Logo depois da guerra, Theodor Adorno, abalado, disse: "Escrever um poema após Auschwitz é um ato bárbaro". Um dos meus professores, Aliés Adamóvitch, um nome que quero citar hoje com gratidão, também considerava que compor prosa sobre os pesadelos do século XX era sacrilégio. Aqui, não se tem o direito de inventar. deve-se mostrar a verdade como ela é. Exige-se uma "supraliteratura", uma literatura que esteja além da literatura. É a testemunha que deve falar. Pode-se pensar em Nietzsche, que dizia que não há artista que possa suportar a realidade. Nem a superar.
Sempre me atormentou o fato de que a verdade não se sustenta num só coração, num só espírito. Que ela é de algum modo fragmentada, múltipla, diversa e dispersa pelo mundo. Há em Dostoiévski a ideia de que a humanidade sabe muito mais sobre si mesma do que aquilo que consegue fixar a literatura. O que eu faço? Recolho sentimentos, pensamentos, palavras cotidianas. Reúno a vida do meu tempo. O que me interessa é a história da alma. A vida cotidiana da alma. Aquilo que a grande história geralmente deixa de lado, que trata com desdém. Eu me ocupo com a história omitida. Ouvi mais de uma vez e ainda ouço que isso não é literatura, que é documento. Mas o que é literatura hoje? Quem pode responder? Vivemos mais rápido que antes. O conteúdo rompe a forma. Ela a quebra e modifica. Tudo extravasa das margens: a música, a pintura e, no documento, a palavra escapa aos limites do documento. Não há fronteiras entre o fato e a ficção, um transborda sobre o outro. Mesmo a testemunha não é imparcial. Ao narrar, o homem cria, luta com o tempo assim como o escultor com o mármore. Ele é um ator e um criador.
O que me interessa é o pequeno homem. O pequeno grande homem, eu diria, porque o sofrimento o torna maior.
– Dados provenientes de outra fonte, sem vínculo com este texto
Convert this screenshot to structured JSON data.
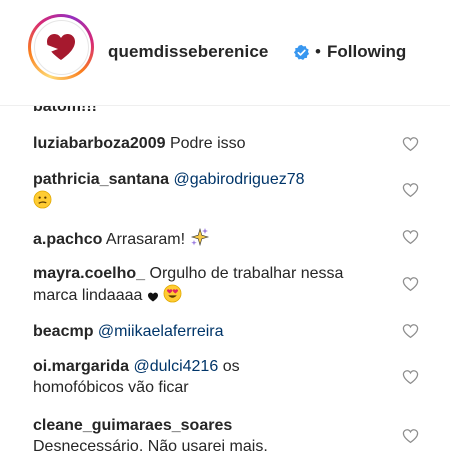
{
  "header": {
    "username": "quemdisseberenice",
    "separator": "•",
    "follow_status": "Following",
    "colors": {
      "brand": "#a6192e",
      "verified": "#3897f0"
    }
  },
  "comments": {
    "partial_text": "batom!!!",
    "items": [
      {
        "username": "luziabarboza2009",
        "text": "Podre isso",
        "mention": "",
        "text2": "",
        "emoji": ""
      },
      {
        "username": "pathricia_santana",
        "text": "",
        "mention": "@gabirodriguez78",
        "text2": "",
        "emoji": "confused-face"
      },
      {
        "username": "a.pachco",
        "text": "Arrasaram!",
        "mention": "",
        "text2": "",
        "emoji": "sparkles"
      },
      {
        "username": "mayra.coelho_",
        "text": "Orgulho de trabalhar nessa marca lindaaaa",
        "mention": "",
        "text2": "",
        "emoji": "black-heart, heart-eyes-face"
      },
      {
        "username": "beacmp",
        "text": "",
        "mention": "@miikaelaferreira",
        "text2": "",
        "emoji": ""
      },
      {
        "username": "oi.margarida",
        "text": "",
        "mention": "@dulci4216",
        "text2": "os homofóbicos vão ficar",
        "emoji": ""
      },
      {
        "username": "cleane_guimaraes_soares",
        "text": "Desnecessário. Não usarei mais.",
        "mention": "",
        "text2": "",
        "emoji": ""
      }
    ]
  },
  "icons": {
    "like": "heart-outline-icon",
    "verified": "verified-badge-icon"
  }
}
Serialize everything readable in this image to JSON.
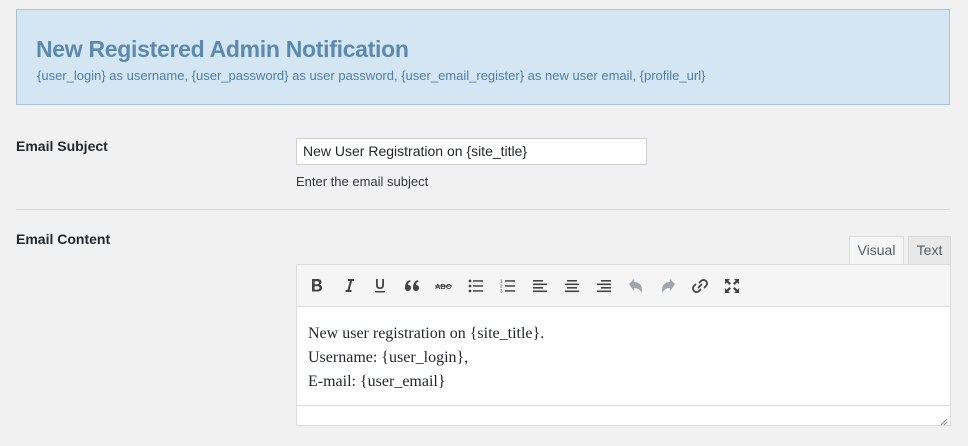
{
  "notice": {
    "title": "New Registered Admin Notification",
    "description": "{user_login} as username, {user_password} as user password, {user_email_register} as new user email, {profile_url}"
  },
  "subject": {
    "label": "Email Subject",
    "value": "New User Registration on {site_title}",
    "hint": "Enter the email subject"
  },
  "content": {
    "label": "Email Content",
    "tabs": [
      {
        "label": "Visual",
        "active": true
      },
      {
        "label": "Text",
        "active": false
      }
    ],
    "toolbar_icons": [
      "bold-icon",
      "italic-icon",
      "underline-icon",
      "blockquote-icon",
      "strikethrough-icon",
      "bullet-list-icon",
      "numbered-list-icon",
      "align-left-icon",
      "align-center-icon",
      "align-right-icon",
      "undo-icon",
      "redo-icon",
      "link-icon",
      "fullscreen-icon"
    ],
    "lines": [
      "New user registration on {site_title}.",
      "Username: {user_login},",
      "E-mail: {user_email}"
    ]
  },
  "colors": {
    "notice_bg": "#d4e5f3",
    "notice_border": "#a9c3d9",
    "notice_title": "#5c89ad"
  }
}
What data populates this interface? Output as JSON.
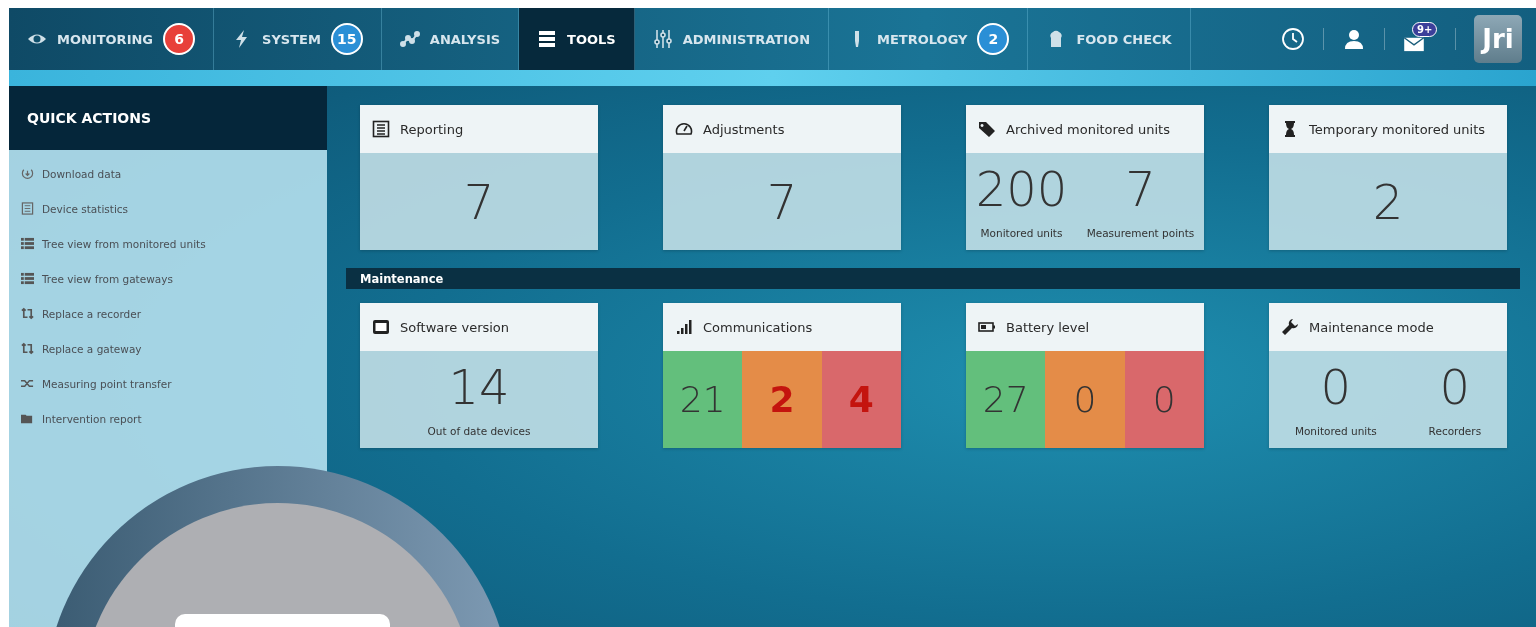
{
  "nav": {
    "tabs": [
      {
        "label": "MONITORING",
        "selected": false,
        "badge": "6",
        "color": "#e8403a"
      },
      {
        "label": "SYSTEM",
        "selected": false,
        "badge": "15",
        "color": "#2a8fd6"
      },
      {
        "label": "ANALYSIS",
        "selected": false
      },
      {
        "label": "TOOLS",
        "selected": true
      },
      {
        "label": "ADMINISTRATION",
        "selected": false
      },
      {
        "label": "METROLOGY",
        "selected": false,
        "badge": "2",
        "color": "#2a8fd6"
      },
      {
        "label": "FOOD CHECK",
        "selected": false
      }
    ],
    "mail_badge": "9+",
    "logo": "Jri"
  },
  "sidebar": {
    "title": "QUICK ACTIONS",
    "items": [
      "Download data",
      "Device statistics",
      "Tree view from monitored units",
      "Tree view from gateways",
      "Replace a recorder",
      "Replace a gateway",
      "Measuring point transfer",
      "Intervention report"
    ]
  },
  "sections": [
    {
      "tiles": [
        {
          "kind": "single",
          "title": "Reporting",
          "value": "7"
        },
        {
          "kind": "single",
          "title": "Adjustments",
          "value": "7"
        },
        {
          "kind": "double",
          "title": "Archived monitored units",
          "values": [
            {
              "value": "200",
              "caption": "Monitored units"
            },
            {
              "value": "7",
              "caption": "Measurement points"
            }
          ]
        },
        {
          "kind": "single",
          "title": "Temporary monitored units",
          "value": "2"
        }
      ]
    },
    {
      "heading": "Maintenance",
      "tiles": [
        {
          "kind": "single",
          "title": "Software version",
          "value": "14",
          "caption": "Out of date devices"
        },
        {
          "kind": "status",
          "title": "Communications",
          "cells": [
            {
              "value": "21",
              "color": "#63bf7c",
              "alert": false
            },
            {
              "value": "2",
              "color": "#e48c48",
              "alert": true
            },
            {
              "value": "4",
              "color": "#d9686b",
              "alert": true
            }
          ]
        },
        {
          "kind": "status",
          "title": "Battery level",
          "cells": [
            {
              "value": "27",
              "color": "#63bf7c",
              "alert": false
            },
            {
              "value": "0",
              "color": "#e48c48",
              "alert": false
            },
            {
              "value": "0",
              "color": "#d9686b",
              "alert": false
            }
          ]
        },
        {
          "kind": "double",
          "title": "Maintenance mode",
          "values": [
            {
              "value": "0",
              "caption": "Monitored units"
            },
            {
              "value": "0",
              "caption": "Recorders"
            }
          ]
        }
      ]
    }
  ]
}
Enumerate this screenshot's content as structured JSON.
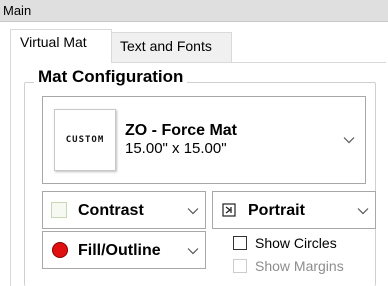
{
  "panel": {
    "title": "Main"
  },
  "tabs": [
    {
      "label": "Virtual Mat",
      "active": true
    },
    {
      "label": "Text and Fonts",
      "active": false
    }
  ],
  "mat_config": {
    "title": "Mat Configuration",
    "selected_mat": {
      "thumbnail_text": "CUSTOM",
      "name": "ZO - Force Mat",
      "size": "15.00\" x 15.00\""
    }
  },
  "contrast_dropdown": {
    "label": "Contrast",
    "icon": "contrast-swatch-icon"
  },
  "orientation_dropdown": {
    "label": "Portrait",
    "icon": "portrait-icon"
  },
  "fill_dropdown": {
    "label": "Fill/Outline",
    "icon": "red-circle-icon",
    "icon_color": "#e01010"
  },
  "checkboxes": {
    "show_circles": {
      "label": "Show Circles",
      "checked": false,
      "enabled": true
    },
    "show_margins": {
      "label": "Show Margins",
      "checked": false,
      "enabled": false
    }
  }
}
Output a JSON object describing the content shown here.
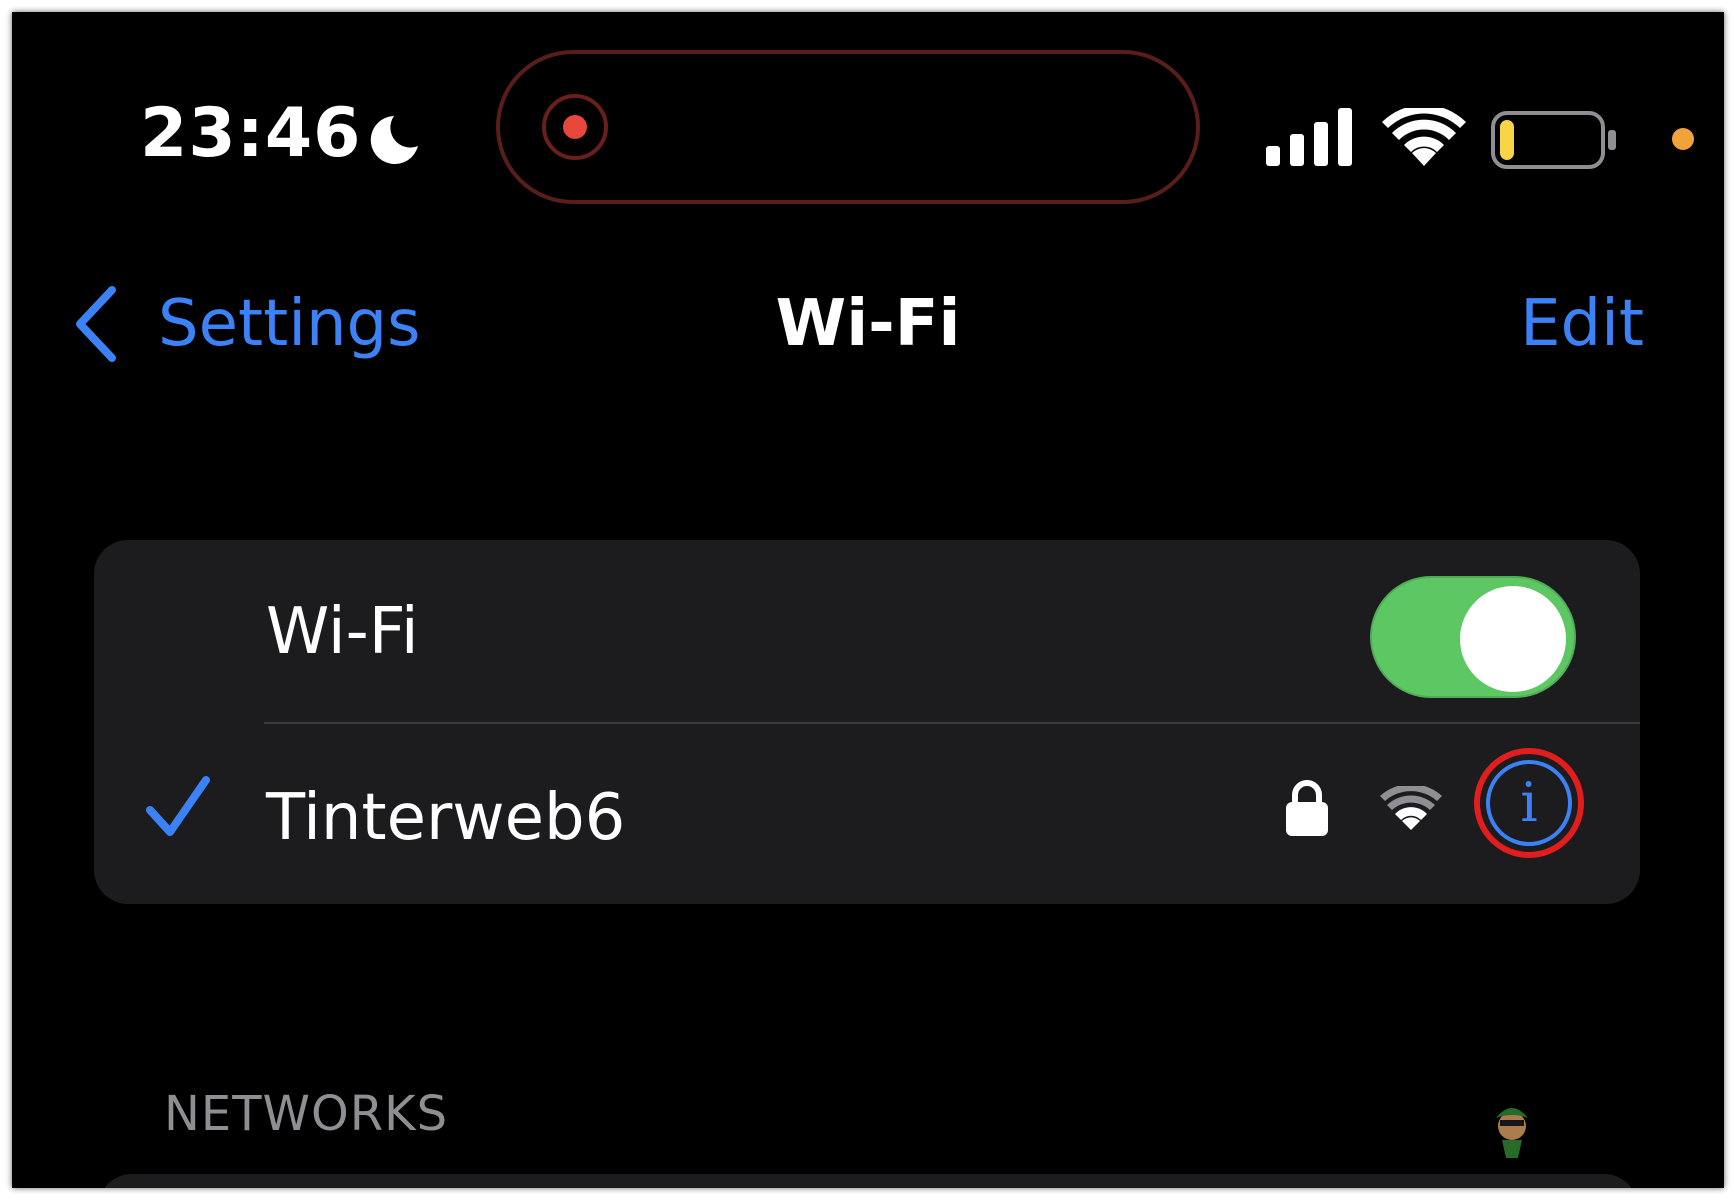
{
  "status_bar": {
    "time": "23:46",
    "focus_icon": "moon-icon",
    "recording_indicator_icon": "record-icon",
    "signal_icon": "cellular-signal-icon",
    "wifi_icon": "wifi-icon",
    "battery_icon": "battery-low-icon",
    "battery_level": 0.15,
    "battery_color": "#f7d547",
    "privacy_dot_color": "#f2a23a"
  },
  "nav": {
    "back_icon": "chevron-left-icon",
    "back_label": "Settings",
    "title": "Wi-Fi",
    "edit_label": "Edit"
  },
  "wifi_card": {
    "wifi_label": "Wi-Fi",
    "wifi_enabled": true,
    "toggle_color": "#5dc763",
    "connected_network": {
      "name": "Tinterweb6",
      "checkmark_icon": "checkmark-icon",
      "lock_icon": "lock-icon",
      "signal_icon": "wifi-icon",
      "info_icon": "info-icon",
      "info_glyph": "i",
      "highlight_color": "#e11d1d"
    }
  },
  "networks_section": {
    "header": "NETWORKS"
  },
  "colors": {
    "accent": "#3b82f6",
    "background": "#000000",
    "card": "#1c1c1e"
  }
}
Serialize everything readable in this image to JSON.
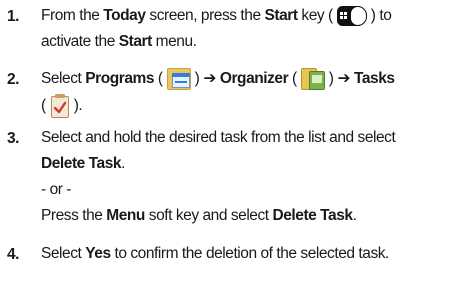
{
  "steps": [
    {
      "number": "1.",
      "l1": {
        "t1": "From the ",
        "b1": "Today",
        "t2": " screen, press the ",
        "b2": "Start",
        "t3": " key (",
        "t4": ") to"
      },
      "l2": {
        "t1": "activate the ",
        "b1": "Start",
        "t2": " menu."
      }
    },
    {
      "number": "2.",
      "l1": {
        "t1": "Select ",
        "b1": "Programs",
        "t2": " (",
        "t3": ")",
        "arrow1": "➔",
        "b2": "Organizer",
        "t4": " (",
        "t5": ")",
        "arrow2": "➔",
        "b3": "Tasks"
      },
      "l2": {
        "t1": "(",
        "t2": ")."
      }
    },
    {
      "number": "3.",
      "l1": {
        "t1": "Select and hold the desired task from the list and select"
      },
      "l2": {
        "b1": "Delete Task",
        "t1": "."
      },
      "or": "- or -",
      "l4": {
        "t1": "Press the ",
        "b1": "Menu",
        "t2": " soft key and select ",
        "b2": "Delete Task",
        "t3": "."
      }
    },
    {
      "number": "4.",
      "l1": {
        "t1": "Select ",
        "b1": "Yes",
        "t2": " to confirm the deletion of the selected task."
      }
    }
  ],
  "icons": {
    "start_key": "start-key-icon",
    "programs": "programs-folder-icon",
    "organizer": "organizer-folder-icon",
    "tasks": "tasks-clipboard-icon"
  },
  "colors": {
    "text": "#1a1a1a",
    "start_key": "#111111",
    "folder": "#e8c760",
    "organizer_green": "#7bb34a",
    "programs_blue": "#3c7bd6"
  }
}
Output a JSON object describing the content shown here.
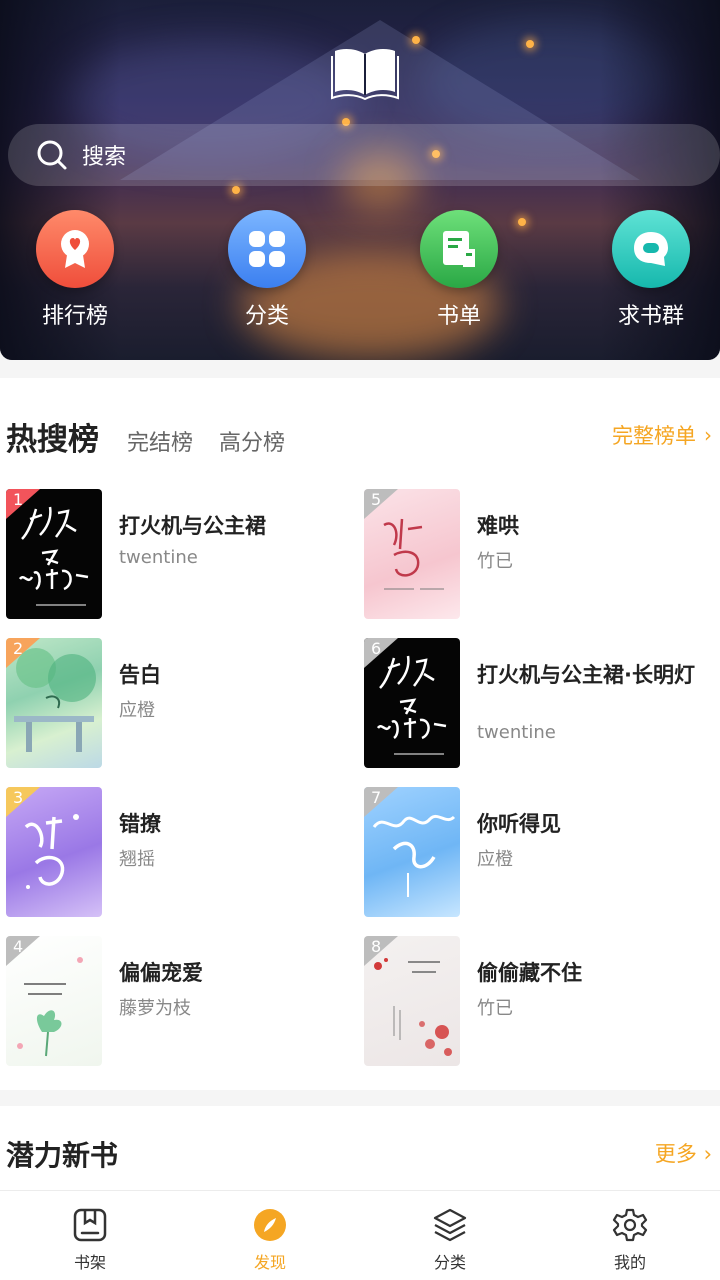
{
  "hero": {
    "search": {
      "placeholder": "搜索"
    },
    "quick_links": [
      {
        "label": "排行榜",
        "icon": "ranking-badge-icon",
        "color": "#ef4e3b"
      },
      {
        "label": "分类",
        "icon": "category-grid-icon",
        "color": "#3b7ff0"
      },
      {
        "label": "书单",
        "icon": "booklist-icon",
        "color": "#2aa845"
      },
      {
        "label": "求书群",
        "icon": "chat-bubble-icon",
        "color": "#16b8ad"
      }
    ]
  },
  "hot_list": {
    "tabs": [
      "热搜榜",
      "完结榜",
      "高分榜"
    ],
    "full_list_label": "完整榜单",
    "books": [
      {
        "rank": "1",
        "title": "打火机与公主裙",
        "author": "twentine"
      },
      {
        "rank": "2",
        "title": "告白",
        "author": "应橙"
      },
      {
        "rank": "3",
        "title": "错撩",
        "author": "翘摇"
      },
      {
        "rank": "4",
        "title": "偏偏宠爱",
        "author": "藤萝为枝"
      },
      {
        "rank": "5",
        "title": "难哄",
        "author": "竹已"
      },
      {
        "rank": "6",
        "title": "打火机与公主裙·长明灯",
        "author": "twentine"
      },
      {
        "rank": "7",
        "title": "你听得见",
        "author": "应橙"
      },
      {
        "rank": "8",
        "title": "偷偷藏不住",
        "author": "竹已"
      }
    ]
  },
  "potential": {
    "title": "潜力新书",
    "more_label": "更多"
  },
  "bottom_nav": [
    {
      "label": "书架",
      "icon": "bookshelf-icon",
      "active": false
    },
    {
      "label": "发现",
      "icon": "compass-icon",
      "active": true
    },
    {
      "label": "分类",
      "icon": "layers-icon",
      "active": false
    },
    {
      "label": "我的",
      "icon": "gear-icon",
      "active": false
    }
  ],
  "colors": {
    "accent": "#f5a623",
    "rank_top": "#f2545b"
  }
}
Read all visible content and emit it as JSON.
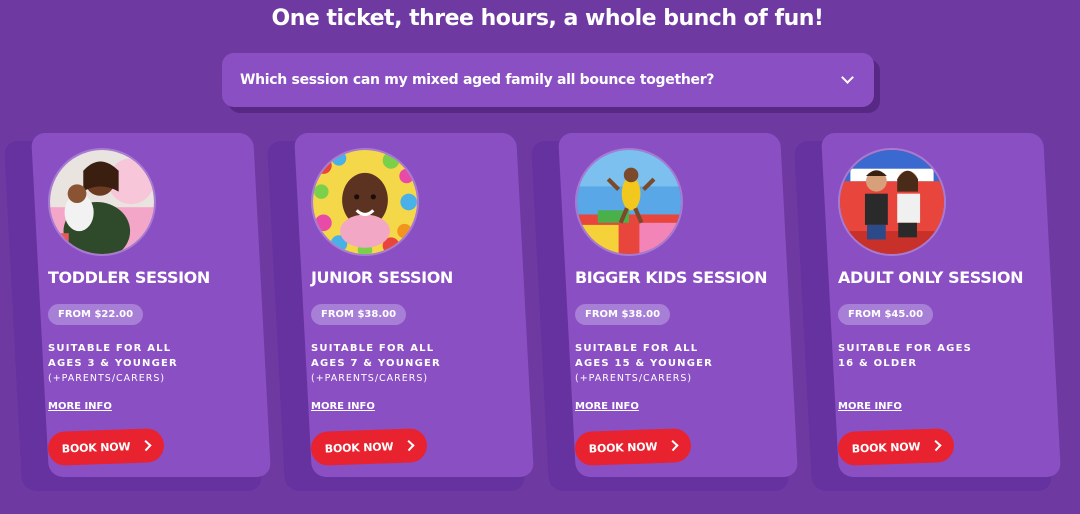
{
  "page": {
    "title": "One ticket, three hours, a whole bunch of fun!"
  },
  "faq": {
    "question": "Which session can my mixed aged family all bounce together?",
    "icon": "chevron-down-icon"
  },
  "cards": [
    {
      "title": "TODDLER SESSION",
      "price": "FROM $22.00",
      "suitable_line1": "SUITABLE FOR ALL",
      "suitable_line2": "AGES 3 & YOUNGER",
      "suitable_line3": "(+PARENTS/CARERS)",
      "more_info": "MORE INFO",
      "book": "BOOK NOW"
    },
    {
      "title": "JUNIOR SESSION",
      "price": "FROM $38.00",
      "suitable_line1": "SUITABLE FOR ALL",
      "suitable_line2": "AGES 7 & YOUNGER",
      "suitable_line3": "(+PARENTS/CARERS)",
      "more_info": "MORE INFO",
      "book": "BOOK NOW"
    },
    {
      "title": "BIGGER KIDS SESSION",
      "price": "FROM $38.00",
      "suitable_line1": "SUITABLE FOR ALL",
      "suitable_line2": "AGES 15 & YOUNGER",
      "suitable_line3": "(+PARENTS/CARERS)",
      "more_info": "MORE INFO",
      "book": "BOOK NOW"
    },
    {
      "title": "ADULT ONLY SESSION",
      "price": "FROM $45.00",
      "suitable_line1": "SUITABLE FOR AGES",
      "suitable_line2": "16 & OLDER",
      "suitable_line3": "",
      "more_info": "MORE INFO",
      "book": "BOOK NOW"
    }
  ],
  "colors": {
    "background": "#6e3aa1",
    "card": "#8b4fc4",
    "badge": "#a87fd6",
    "button": "#e8222f",
    "text": "#ffffff"
  }
}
Nos meus livros ele próprio conta a sua pequena história e, no momento em que faz isso, conta a grande história. O que aconteceu e acontece conosco é ainda incompreensível, é preciso ser pronunciado. Para começar, é preciso ao menos pôr tudo em palavras. E tememos por isso, pois ainda não nos sentimos em condições de dar conta do nosso passado. Em Os demônios, de Dostoiévski, em preâmbulo a uma conversa, o personagem Chátov diz a Stavróguin: "Nós somos dois seres que se encontram fora dos limites do tempo e do espaço... pela última vez no mundo. Deixe o seu tom de lado e pegue outro que seja humano! Fale, uma vez na vida, com voz humana".
Vozes de Tchernóbil- Svetlana Aleksiévitch
Companhia das letras - pág 372 e 373.